Chodzi o mechanizm, który pozwala zarabiać na spadkach cen akcji. „Obecny kształt regulacji, będący efektem współpracy GPW i KDPW z nadzorem finansowym, wyposaża Giełdę i Depozyt w narzędzia do zmitygowania nadmiernych ryzyk, przy jednoczesnym stworzeniu możliwości rozwoju tego segmentu rynku giełdowego” – czytamy w komunikacie po posiedzeniu KNF.
Władze giełdy po rozmowach z Komisją ustaliły, że wprowadzone będą specjalne mechanizmy zabezpieczające giełdę przed grą na spadki. W następstwie kryzysu w roku 2008 r. szereg giełd i nadzorców rynku na świecie zawiesiło bowiem krótką sprzedaż, tłumacząc, że inwestorzy specjalizujący się w tego typu transakcjach prowadzą do bardziej dramatycznych zmian indeksów, niż wynikałoby z fundamentów.
GPW zdecydowała, że transakcje krótkiej sprzedaży będą zawieszane na poziomie jednego papieru lub całego indeksu, jeżeli na giełdzie wystąpią „istotne spadki cen”, a udział tego typu zleceń w całym obrocie będzie „wysoki”. – Zakładamy, że będzie to 3 proc. w przypadku spadku indeksu WIG lub 10 proc. w przypadku konkretnego emitenta. Drugim warunkiem będzie to, aby zlecenia krótkiej sprzedaży stanowiły co najmniej 20 proc. całego obrotu na giełdzie – wyjaśnia Adam Maciejewski, członek zarządu GPW. Brokerzy przyznają, że na spełnienie tej drugiej przesłanki trzeba będzie jeszcze trochę poczekać.
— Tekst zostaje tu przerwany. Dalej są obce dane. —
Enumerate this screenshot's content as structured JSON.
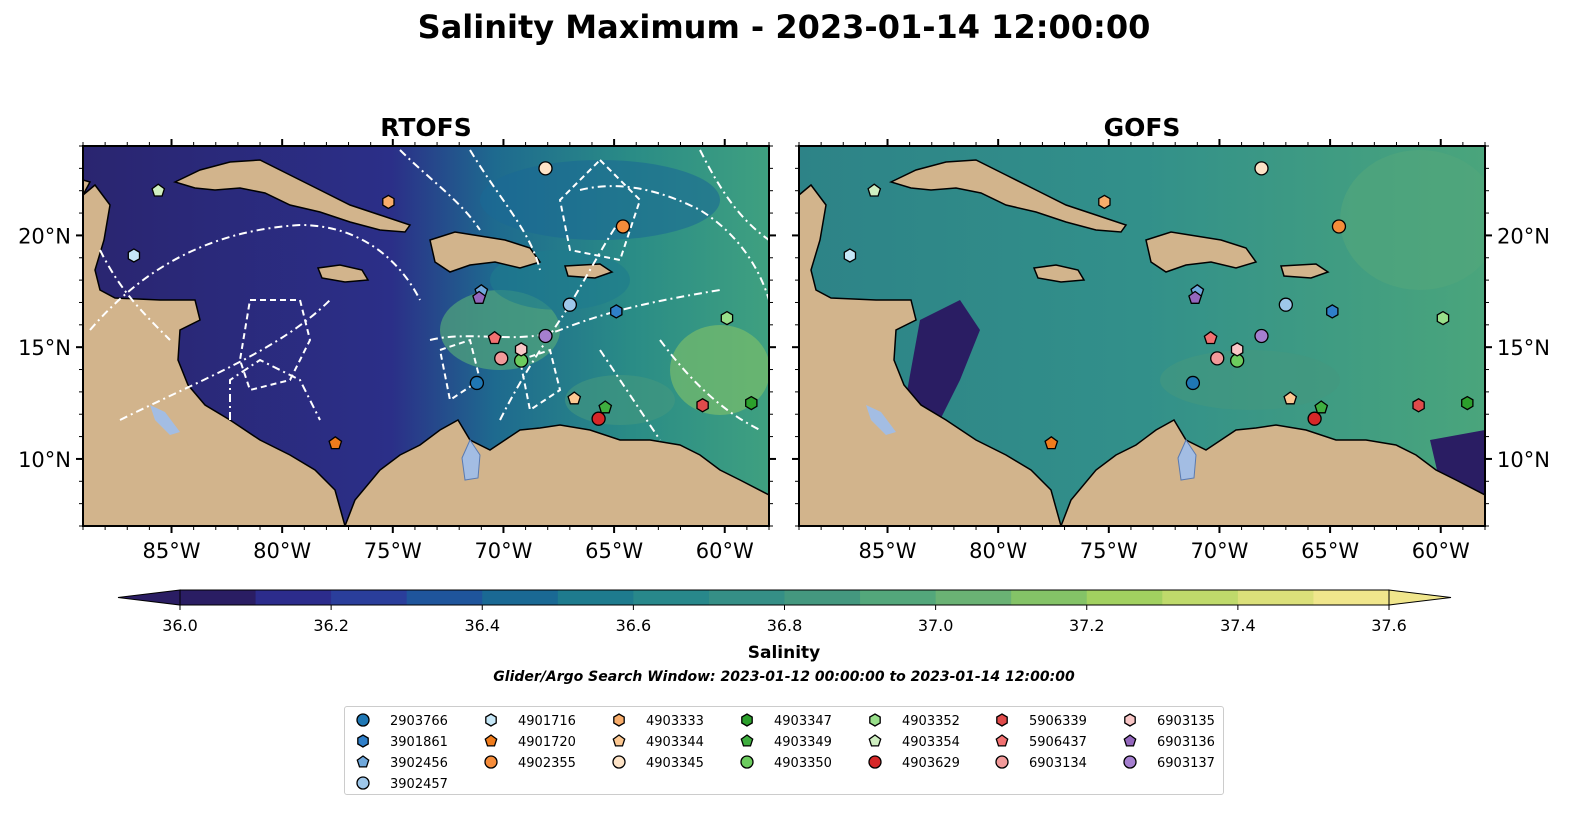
{
  "title": "Salinity Maximum - 2023-01-14 12:00:00",
  "colors": {
    "land": "#d2b48c",
    "lake": "#a3bde3",
    "river": "#8fb4e0",
    "front_lines": "#ffffff",
    "coast": "#000000"
  },
  "colorbar": {
    "label": "Salinity",
    "ticks": [
      "36.0",
      "36.2",
      "36.4",
      "36.6",
      "36.8",
      "37.0",
      "37.2",
      "37.4",
      "37.6"
    ],
    "vmin": 36.0,
    "vmax": 37.6,
    "colors": [
      "#2a1d63",
      "#2c2c8c",
      "#2a3e9b",
      "#1f559c",
      "#1a6994",
      "#1e7b8e",
      "#28888b",
      "#358f86",
      "#44987f",
      "#53a77b",
      "#6ab274",
      "#84c367",
      "#a2d160",
      "#bfda6b",
      "#dbe07a",
      "#f0e68c"
    ],
    "extend": "both"
  },
  "search_window": "Glider/Argo Search Window: 2023-01-12 00:00:00 to 2023-01-14 12:00:00",
  "chart_data": [
    {
      "type": "map",
      "title": "RTOFS",
      "xlim": [
        -89,
        -58
      ],
      "ylim": [
        7,
        24
      ],
      "xticks": [
        -85,
        -80,
        -75,
        -70,
        -65,
        -60
      ],
      "xtick_labels": [
        "85°W",
        "80°W",
        "75°W",
        "70°W",
        "65°W",
        "60°W"
      ],
      "yticks": [
        10,
        15,
        20
      ],
      "ytick_labels": [
        "10°N",
        "15°N",
        "20°N"
      ],
      "grid": false
    },
    {
      "type": "map",
      "title": "GOFS",
      "xlim": [
        -89,
        -58
      ],
      "ylim": [
        7,
        24
      ],
      "xticks": [
        -85,
        -80,
        -75,
        -70,
        -65,
        -60
      ],
      "xtick_labels": [
        "85°W",
        "80°W",
        "75°W",
        "70°W",
        "65°W",
        "60°W"
      ],
      "yticks": [
        10,
        15,
        20
      ],
      "ytick_labels": [
        "10°N",
        "15°N",
        "20°N"
      ],
      "grid": false
    }
  ],
  "floats": [
    {
      "id": "2903766",
      "marker": "circle",
      "color": "#1f77b4",
      "lon": -71.2,
      "lat": 13.4
    },
    {
      "id": "3901861",
      "marker": "hexagon",
      "color": "#2f7fc9",
      "lon": -64.9,
      "lat": 16.6
    },
    {
      "id": "3902456",
      "marker": "pentagon",
      "color": "#6fa8dc",
      "lon": -71.0,
      "lat": 17.5
    },
    {
      "id": "3902457",
      "marker": "circle",
      "color": "#9ec7ea",
      "lon": -67.0,
      "lat": 16.9
    },
    {
      "id": "4901716",
      "marker": "hexagon",
      "color": "#c6e7f7",
      "lon": -86.7,
      "lat": 19.1
    },
    {
      "id": "4901720",
      "marker": "pentagon",
      "color": "#f07c1c",
      "lon": -77.6,
      "lat": 10.7
    },
    {
      "id": "4902355",
      "marker": "circle",
      "color": "#f58c3a",
      "lon": -64.6,
      "lat": 20.4
    },
    {
      "id": "4903333",
      "marker": "hexagon",
      "color": "#f8ad6b",
      "lon": -75.2,
      "lat": 21.5
    },
    {
      "id": "4903344",
      "marker": "pentagon",
      "color": "#fcc892",
      "lon": -66.8,
      "lat": 12.7
    },
    {
      "id": "4903345",
      "marker": "circle",
      "color": "#fde3c7",
      "lon": -68.1,
      "lat": 23.0
    },
    {
      "id": "4903347",
      "marker": "hexagon",
      "color": "#2ca02c",
      "lon": -58.8,
      "lat": 12.5
    },
    {
      "id": "4903349",
      "marker": "pentagon",
      "color": "#3fae3f",
      "lon": -65.4,
      "lat": 12.3
    },
    {
      "id": "4903350",
      "marker": "circle",
      "color": "#6ccc5e",
      "lon": -69.2,
      "lat": 14.4
    },
    {
      "id": "4903352",
      "marker": "hexagon",
      "color": "#98df8a",
      "lon": -59.9,
      "lat": 16.3
    },
    {
      "id": "4903354",
      "marker": "pentagon",
      "color": "#cfefc1",
      "lon": -85.6,
      "lat": 22.0
    },
    {
      "id": "4903629",
      "marker": "circle",
      "color": "#d62728",
      "lon": -65.7,
      "lat": 11.8
    },
    {
      "id": "5906339",
      "marker": "hexagon",
      "color": "#e04b4b",
      "lon": -61.0,
      "lat": 12.4
    },
    {
      "id": "5906437",
      "marker": "pentagon",
      "color": "#f27171",
      "lon": -70.4,
      "lat": 15.4
    },
    {
      "id": "6903134",
      "marker": "circle",
      "color": "#f29a9a",
      "lon": -70.1,
      "lat": 14.5
    },
    {
      "id": "6903135",
      "marker": "hexagon",
      "color": "#f9c7c7",
      "lon": -69.2,
      "lat": 14.9
    },
    {
      "id": "6903136",
      "marker": "pentagon",
      "color": "#9467bd",
      "lon": -71.1,
      "lat": 17.2
    },
    {
      "id": "6903137",
      "marker": "circle",
      "color": "#a57fcf",
      "lon": -68.1,
      "lat": 15.5
    }
  ]
}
Według prezesa Ludwika Sobolewskiego transakcje krótkiej sprzedaży ruszyć mogą za kilka tygodni. Kluczowa dla powodzenia projektu będzie teraz budowa systemu pozwalającego pożyczać papiery wartościowe między inwestorami na potrzeby takich transakcji. Teoretycznie największymi pakietami akcji, które zalegają w portfelach i nie są sprzedawane, dysponują fundusze emerytalne. OFE zgodnie z obowiązującym prawem nie mogą jednak pożyczać walorów. Dlatego GPW liczy na TFI i dużych inwestorów.